На птицу мы тут не охотимся.
Да как на нее охотиться?
Тут у нас вокруг ни у кого и собаки-то нету легавой.
Ну коль уж из дому выйдешь, дак поздороваешься и с учителем, пока он проходит.
Да еще потолкуешь по осени, как зайдет за дорожным сбором.
Он, учитель, у нас сколько лет как уполномоченный насчет этого дела.
Ну да и правильно.
Дак вот, говорю, чудно, что он остановился и стоит, и как стоит, чудно, и что стоит без собаки.
Новое дело, глядим, и странное, и не очень нам это нравится.
А он стоит — не уходит, видно, дальше собрался стоять, так и быть, думаю, выйду.
Выходи к нему! чей-то голос грозно так говорит во мне, или сам я сказал себе самому.
Потому я тут в усадьбе хозяин и все решаю.
Мое это дело, а Сюнневе только скажет мне, как да что.
Просто мысли мои у нее в голове, а от ней переходят ко мне, и я сам их думаю.
Да ну ее, Сюнневе.
Дак вот, выхожу к нему, поздоровался, подошел, разговариваем.
Только с ним разговаривать, вишь, дело нелегкое.
Как под бурей стоять.
Перво-наперво — он рабочий партеец, в коммуне у нас заседает.
А то кабы не социалист.
Нас с Торкелом Хёуге прямо обсели эти рабочие.
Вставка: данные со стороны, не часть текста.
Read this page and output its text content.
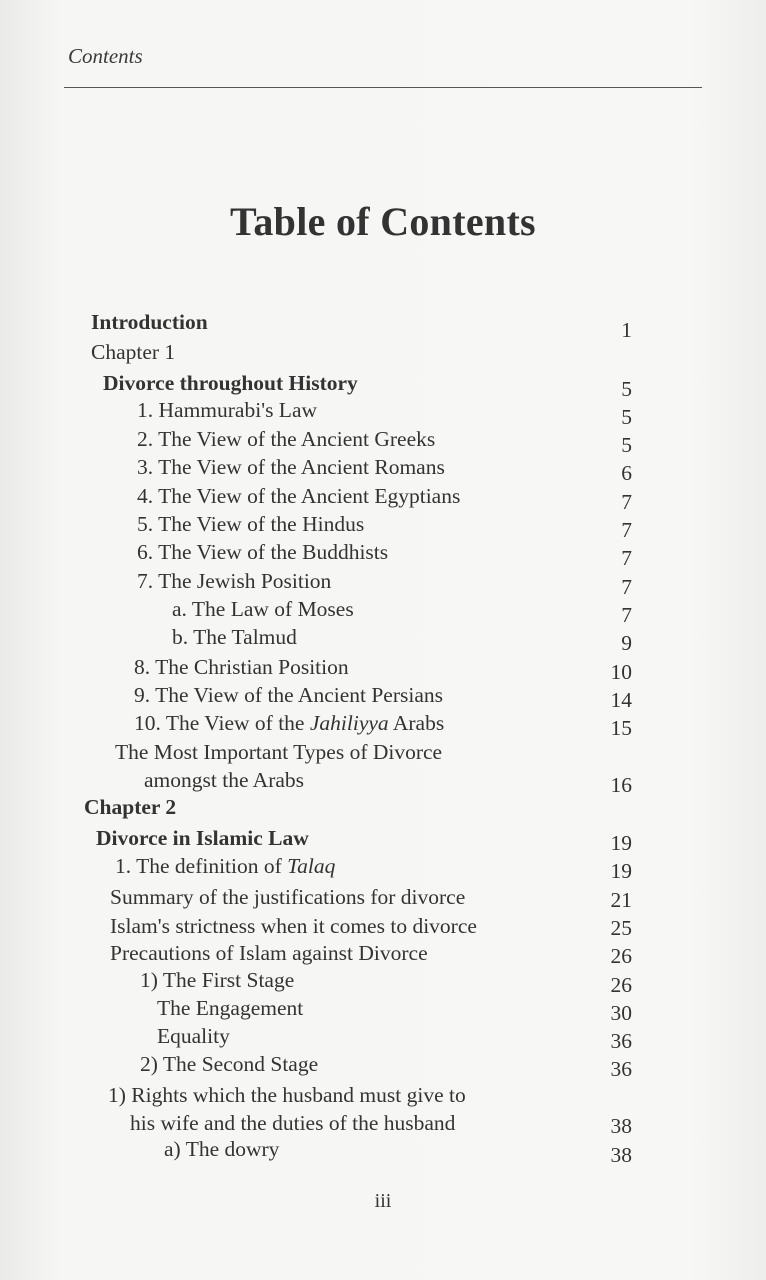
Contents
Table of Contents
Introduction	1
Chapter 1
Divorce throughout History	5
1. Hammurabi's Law	5
2. The View of the Ancient Greeks	5
3. The View of the Ancient Romans	6
4. The View of the Ancient Egyptians	7
5. The View of the Hindus	7
6. The View of the Buddhists	7
7. The Jewish Position	7
a. The Law of Moses	7
b. The Talmud	9
8. The Christian Position	10
9. The View of the Ancient Persians	14
10. The View of the Jahiliyya Arabs	15
The Most Important Types of Divorce
amongst the Arabs	16
Chapter 2
Divorce in Islamic Law	19
1. The definition of Talaq	19
Summary of the justifications for divorce	21
Islam's strictness when it comes to divorce	25
Precautions of Islam against Divorce	26
1) The First Stage	26
The Engagement	30
Equality	36
2) The Second Stage	36
1) Rights which the husband must give to
his wife and the duties of the husband	38
a) The dowry	38
iii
Боязно, когда кругом такой народ.
А хуже, что я как окажусь среди них, так и сам обращусь в рабочего.
А там, глядишь, сам себя и прикончу.
Ведь рабочие вон засели и тут и наверху заседают, при власти они.
А чего заседают, знаешь.
Заседают, чтобы землю у нас отобрать.
Экспроприировать называется.
Наш председатель союза крестьян меня вразумил:
Мол, держите, крестьяне, ухо востро, не то эти быстро с вами управятся.
Так и сказал.
Вишь как вышло у Торкела-то с Северянкой.
Так все и начинается.
Ненадежно все, и нету у нас надежды.
Вон погляди, что в газетах пишут.
Радио послушай.
Вишь, город растет и растет — скоро всех нас пожрет.
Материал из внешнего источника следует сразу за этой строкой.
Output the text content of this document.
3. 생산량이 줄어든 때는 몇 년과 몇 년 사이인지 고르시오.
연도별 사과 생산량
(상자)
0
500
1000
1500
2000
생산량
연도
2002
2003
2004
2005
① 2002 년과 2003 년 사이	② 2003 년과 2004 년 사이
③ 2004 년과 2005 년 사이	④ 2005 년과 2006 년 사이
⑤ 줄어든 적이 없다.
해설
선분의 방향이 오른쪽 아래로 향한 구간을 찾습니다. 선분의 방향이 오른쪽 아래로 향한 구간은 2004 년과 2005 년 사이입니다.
Вишь, дымищем-то солнце застит.
Это всё социалисты норовят отобрать у нас свет и небо и Бога.
А мы истаем, что твой дым из фабричной трубы.
Только что нам, крестьянам, бояться.
Мы как повозки — не сами собой правим.
Когда их явятся — тогда и явятся, зароют нас в землю к чертям собачьим и пущай себе ходят на головах и пашут и пажити наизнанку переворачивают.
Мы же дети Божьи и наследуем землю.
Ты вот хоть видишь меня. Ты хоть слышишь меня. Понимаешь, что я говорю.
Только сказать не можешь.
Дак и ладно, что глядишь на меня и видишь, что видишь.
Ты же не вор, что вламывается и крадет.
Ты сама даруешь.
Дак я про того учителя.
Я, как он режет мне все напрямки, весь полый делаюсь и пустой.
Так у него все коротко-ясно — будто ветром тебе голову просквозит, все мысли полопаются..
А уж голос его как песком продерет, мясо с костей оборвет, голый скелет стоит-свищет под ветром.
Потому толковать с ним — разве о ветре да погоде да о всяком разном.
Так я речь и повел.
Постояли мы, потоптались, побалакали маленько о ветре да погоде.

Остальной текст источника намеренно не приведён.